Prior to arriving at my current process, I would approach a new piece with an image in mind; an expectation. This had majorly blocked my creativity during my time at University, and never left me feeling fulfilled with my work. My personal life at the time mirrored my practice - seeking to please others and mold into whatever form would be validated.
In the early stages of my paradigm shift I had begun reading more, and one afternoon I was sitting on my couch reading Mark Manson's "The Subtle Art of Not Giving a F**K". And as I read there was one part that seized me in that moment - he spoke of motivation, and how motivation is not some magical mystical thing that suddenly happens to you, but rather it is the product of doing, it is a byproduct not the origin of productivity. And I remember feeling this surge of inspiration, I closed the book and walked into my art studio. I pulled out a fresh canvas and as I set it on the worktable I thought ... "just paint" - no idea, no sketch, no plan, no expectation - just paint. I found myself applying some watered down oils to the canvas and allowing it to drip, and then I thought - maybe I will rotate it - and then I continued - what if I let it dry and then disturb it? And on and on I was lead, I became more excited and more intrigued - seeing shapes form, some more pronounced, some called to be detailed.
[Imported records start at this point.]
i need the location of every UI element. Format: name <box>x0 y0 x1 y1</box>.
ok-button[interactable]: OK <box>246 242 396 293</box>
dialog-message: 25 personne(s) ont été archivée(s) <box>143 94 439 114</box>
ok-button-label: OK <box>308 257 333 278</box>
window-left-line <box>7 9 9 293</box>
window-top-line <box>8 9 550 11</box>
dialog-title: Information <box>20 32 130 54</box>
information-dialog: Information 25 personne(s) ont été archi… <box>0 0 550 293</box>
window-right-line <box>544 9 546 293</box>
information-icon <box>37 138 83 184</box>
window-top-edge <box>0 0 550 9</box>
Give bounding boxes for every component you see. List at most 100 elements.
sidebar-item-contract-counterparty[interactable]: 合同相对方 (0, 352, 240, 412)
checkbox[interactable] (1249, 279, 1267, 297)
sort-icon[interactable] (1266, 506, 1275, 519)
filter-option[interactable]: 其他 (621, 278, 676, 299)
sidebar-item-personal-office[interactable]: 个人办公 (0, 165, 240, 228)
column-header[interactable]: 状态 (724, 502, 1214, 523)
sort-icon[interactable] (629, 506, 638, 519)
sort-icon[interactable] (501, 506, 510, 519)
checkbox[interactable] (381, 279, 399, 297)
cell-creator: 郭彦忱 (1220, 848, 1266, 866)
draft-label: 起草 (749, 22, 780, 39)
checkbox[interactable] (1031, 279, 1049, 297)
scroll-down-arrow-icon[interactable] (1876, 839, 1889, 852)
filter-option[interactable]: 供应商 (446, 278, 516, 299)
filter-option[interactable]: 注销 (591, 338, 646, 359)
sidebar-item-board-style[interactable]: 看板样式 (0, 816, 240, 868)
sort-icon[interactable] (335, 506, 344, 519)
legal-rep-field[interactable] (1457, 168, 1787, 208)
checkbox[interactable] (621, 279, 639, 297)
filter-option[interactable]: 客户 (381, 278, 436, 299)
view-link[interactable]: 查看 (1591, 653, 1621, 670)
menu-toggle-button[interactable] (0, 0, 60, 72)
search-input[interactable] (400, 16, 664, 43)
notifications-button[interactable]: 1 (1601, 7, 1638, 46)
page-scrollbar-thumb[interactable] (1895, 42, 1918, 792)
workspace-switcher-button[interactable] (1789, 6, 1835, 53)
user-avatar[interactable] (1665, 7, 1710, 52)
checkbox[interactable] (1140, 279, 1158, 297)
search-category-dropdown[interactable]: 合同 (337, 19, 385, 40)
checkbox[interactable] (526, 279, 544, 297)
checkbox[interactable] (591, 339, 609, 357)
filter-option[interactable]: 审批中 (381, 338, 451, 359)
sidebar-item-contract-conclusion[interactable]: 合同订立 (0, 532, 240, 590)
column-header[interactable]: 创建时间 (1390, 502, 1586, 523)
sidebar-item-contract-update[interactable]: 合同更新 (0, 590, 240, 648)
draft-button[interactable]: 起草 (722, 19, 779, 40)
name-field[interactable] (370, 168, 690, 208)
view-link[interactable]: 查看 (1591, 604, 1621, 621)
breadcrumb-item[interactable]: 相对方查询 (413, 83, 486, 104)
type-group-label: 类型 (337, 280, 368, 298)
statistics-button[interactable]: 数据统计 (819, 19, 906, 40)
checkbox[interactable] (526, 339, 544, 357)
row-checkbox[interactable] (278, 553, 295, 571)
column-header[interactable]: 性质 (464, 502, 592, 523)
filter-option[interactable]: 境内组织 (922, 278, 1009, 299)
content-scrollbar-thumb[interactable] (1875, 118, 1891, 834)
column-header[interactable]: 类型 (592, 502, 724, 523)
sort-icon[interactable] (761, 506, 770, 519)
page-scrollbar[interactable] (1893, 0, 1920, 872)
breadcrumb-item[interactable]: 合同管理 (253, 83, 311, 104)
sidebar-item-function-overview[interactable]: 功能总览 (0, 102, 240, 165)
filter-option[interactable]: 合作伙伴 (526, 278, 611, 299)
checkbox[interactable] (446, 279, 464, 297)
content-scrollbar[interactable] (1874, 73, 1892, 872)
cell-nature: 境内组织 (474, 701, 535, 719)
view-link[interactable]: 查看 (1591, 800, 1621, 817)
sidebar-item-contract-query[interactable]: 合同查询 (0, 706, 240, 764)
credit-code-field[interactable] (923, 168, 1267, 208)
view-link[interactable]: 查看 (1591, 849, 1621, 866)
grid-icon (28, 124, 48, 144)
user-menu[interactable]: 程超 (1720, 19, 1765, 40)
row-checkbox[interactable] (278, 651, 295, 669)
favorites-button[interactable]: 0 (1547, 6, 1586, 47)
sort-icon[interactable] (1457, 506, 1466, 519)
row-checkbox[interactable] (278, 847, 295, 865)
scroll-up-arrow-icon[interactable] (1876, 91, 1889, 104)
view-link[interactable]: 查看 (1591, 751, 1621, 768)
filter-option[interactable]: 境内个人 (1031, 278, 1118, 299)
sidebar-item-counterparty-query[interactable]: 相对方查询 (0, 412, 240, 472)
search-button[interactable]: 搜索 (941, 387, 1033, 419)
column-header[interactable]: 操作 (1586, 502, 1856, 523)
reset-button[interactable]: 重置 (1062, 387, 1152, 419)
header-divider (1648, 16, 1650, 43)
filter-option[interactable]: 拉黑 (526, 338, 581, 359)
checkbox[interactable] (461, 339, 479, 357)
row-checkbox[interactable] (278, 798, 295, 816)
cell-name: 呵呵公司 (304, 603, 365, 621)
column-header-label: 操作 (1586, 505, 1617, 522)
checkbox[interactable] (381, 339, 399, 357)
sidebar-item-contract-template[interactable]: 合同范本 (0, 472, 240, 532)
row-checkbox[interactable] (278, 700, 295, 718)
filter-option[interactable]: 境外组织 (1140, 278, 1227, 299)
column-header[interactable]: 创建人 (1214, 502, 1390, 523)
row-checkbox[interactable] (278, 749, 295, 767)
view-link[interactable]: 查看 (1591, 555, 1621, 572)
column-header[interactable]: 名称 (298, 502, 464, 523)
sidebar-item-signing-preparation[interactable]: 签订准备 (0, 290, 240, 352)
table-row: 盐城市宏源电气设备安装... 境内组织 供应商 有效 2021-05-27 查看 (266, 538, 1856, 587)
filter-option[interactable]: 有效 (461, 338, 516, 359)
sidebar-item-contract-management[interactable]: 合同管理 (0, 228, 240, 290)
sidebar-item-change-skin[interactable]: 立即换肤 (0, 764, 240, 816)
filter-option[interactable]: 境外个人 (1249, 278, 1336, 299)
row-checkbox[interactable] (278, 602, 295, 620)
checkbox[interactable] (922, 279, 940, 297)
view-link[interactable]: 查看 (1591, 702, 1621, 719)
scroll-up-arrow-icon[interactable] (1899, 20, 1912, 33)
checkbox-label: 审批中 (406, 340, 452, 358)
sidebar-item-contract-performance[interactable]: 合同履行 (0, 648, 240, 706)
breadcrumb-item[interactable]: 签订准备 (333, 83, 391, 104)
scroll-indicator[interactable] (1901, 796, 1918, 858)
I remember putting the brush down for a moment and as I looked at what I had created I was overcome with emotion. This rolling up from my stomach, the corners of my eyes warming as tears began to well; and I thought ... I am an artist.
Since then I have continued this process, allowing the paint to drip and dry, and painting what I see. Having no expectation or plan of what it will be, but simply holding a faith in the process and my creativity. Oddly enough as I have gone on, I have begun to notice this synchronicity between my life and the work - and oddly enough in ways where the work develops before my understanding of my own life does. I had been ruminating on writing about my practice - for I am still very much so only aware of its meaning in glimpses. I was out for a walk with a friend recently, a fellow artist and we were catching each other up on our lives, and she put my practice into a way I had been reaching to articulate. As an encounter with self.
I aim to follow this practice as I go on, and to play around with it; using a larger scale canvas and brushes perhaps. I am joyously curious to see where this takes me.